Columbus produced evidence in the form of an excerpt of a PowerPoint presentation at the strategic meeting, which was the source of a dispute between the company and Latty.

The court sided with the cable company on this point. Justice Kissock Laing, who heard the claim in the commercial division of the Supreme Court, found that the information in the PowerPoint extract would constitute trade secrets or confidential information as it included Columbus Commu-nications' engineering/network plan, information technology plan, and strategic information the company had in relation to Digicel and the market environment, as well as product opportunities.

He made the finding although the court accepted Latty's evidence that he had returned all confidential information stored on his laptop to Columbus.

Even if contained only in the employee's head, such information is still capable of being protected by the court to prevent its disclosure to Digicel and damage to Columbus Communications, Justice Laing said.

However, the judge agreed with the submission of attorney-at-law John Graham, who represented Latty, that on a strict interpretation of Columbus Communications' restraint clause it prohibits his clients from engaging in employment with almost any telecommunications provider anywhere on the planet, in any capacity, since such work would effectively result in him providing a product or service of the same nature as the business of his former employer.
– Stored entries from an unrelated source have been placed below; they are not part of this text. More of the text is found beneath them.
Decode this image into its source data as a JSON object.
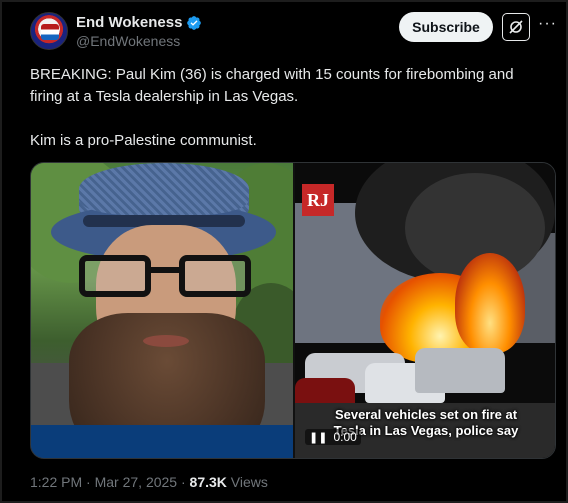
{
  "author": {
    "display_name": "End Wokeness",
    "handle": "@EndWokeness",
    "verified": true,
    "verified_color": "#1d9bf0"
  },
  "actions": {
    "subscribe_label": "Subscribe",
    "grok_icon": "grok-icon",
    "more_label": "···"
  },
  "tweet": {
    "paragraphs": [
      "BREAKING: Paul Kim (36) is charged with 15 counts for firebombing and firing at a Tesla dealership in Las Vegas.",
      "Kim is a pro-Palestine communist."
    ]
  },
  "media": {
    "video_logo": "RJ",
    "video_caption_line1": "Several vehicles set on fire at",
    "video_caption_line2": "Tesla in Las Vegas, police say",
    "video_time": "0:00",
    "pause_icon": "pause-icon"
  },
  "footer": {
    "time": "1:22 PM",
    "separator": "·",
    "date": "Mar 27, 2025",
    "views_count": "87.3K",
    "views_label": "Views"
  }
}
Graham said the restraint clause would have been less objectionable if it only barred Latty from a similar post or function to his former job at Columbus.

"I find that the restraint clause is too wide in its scope and is, as a consequence, unreasonable," Justice Laing ruled in agreement, while noting that the restraint goes much further than was necessary to protect Columbus Communications' interests.

Accordingly, he found that the restraint clause was unenforceable.

Laing also ruled that since the notice period has expired and the court has decided not to grant the injunction against Latty during the six-month post-contractual period, the court would not restrain Digicel from employing him.

Latty previously worked with Digicel Group as head of its St Vincent and the Grenadines country operations before joining Columbus.

Months into that job, the telecoms merger deal between Columbus and C&W - owners of the Flow and LIME brands, respectively - was announced. Latty was widely expected to lose his job at Columbus or play a secondary role to LIME Jamaica boss Garfield Sinclair once the Jamaican operations were merged.